I am trying to capture dates that can be in a string like this
'30 jan and 6 apr and 12 oct 2022'
I am using python regex module (its the same as re but has 'overlapped' option).I need to have the end result as this list
['30 jan 2022', '6 apr 2022', '12 oct 2022']
so far with this expression
regex.findall(r'(?:\d\d | \d )(?:jan|feb|mar|ap|may|jun|jul|aug|sep|oct|nov|dec)(?:.*)20(?:\d\d)', d, overlapped=True)
I am getting
['30 jan and 6 apr and 12 oct 2022', ' 6 apr and 12 oct 2022', '12 oct 2022']
Thanks in advance.
CodePudding user response:
You might use a list comprehension and 2 capture groups:
\b(\d (?:jan|feb|mar|ap|may|jun|jul|aug|sep|oct|nov|dec))(?=.*\b(20\d\d))\b
See a regex demo and a Python demo.
import re
pattern = r"\b(\d (?:jan|feb|mar|ap|may|jun|jul|aug|sep|oct|nov|dec))(?=.*\b(20\d\d))\b"
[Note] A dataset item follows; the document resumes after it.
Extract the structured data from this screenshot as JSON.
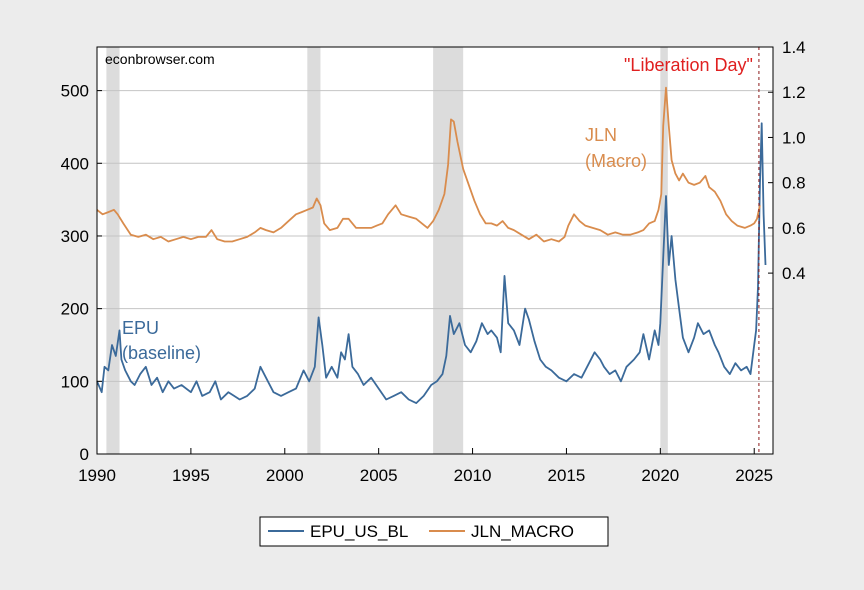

s = r"30 jan and 6 apr and 12 oct 2022"
res = [' '.join(s) for s in re.findall(pattern, s)]
print(res)
Output
['30 jan 2022', '6 ap 2022', '12 oct 2022']
Note that (?:.*)
and (?:\d\d)
do not need the non capture group, as the group by itself has no purpose in the pattern.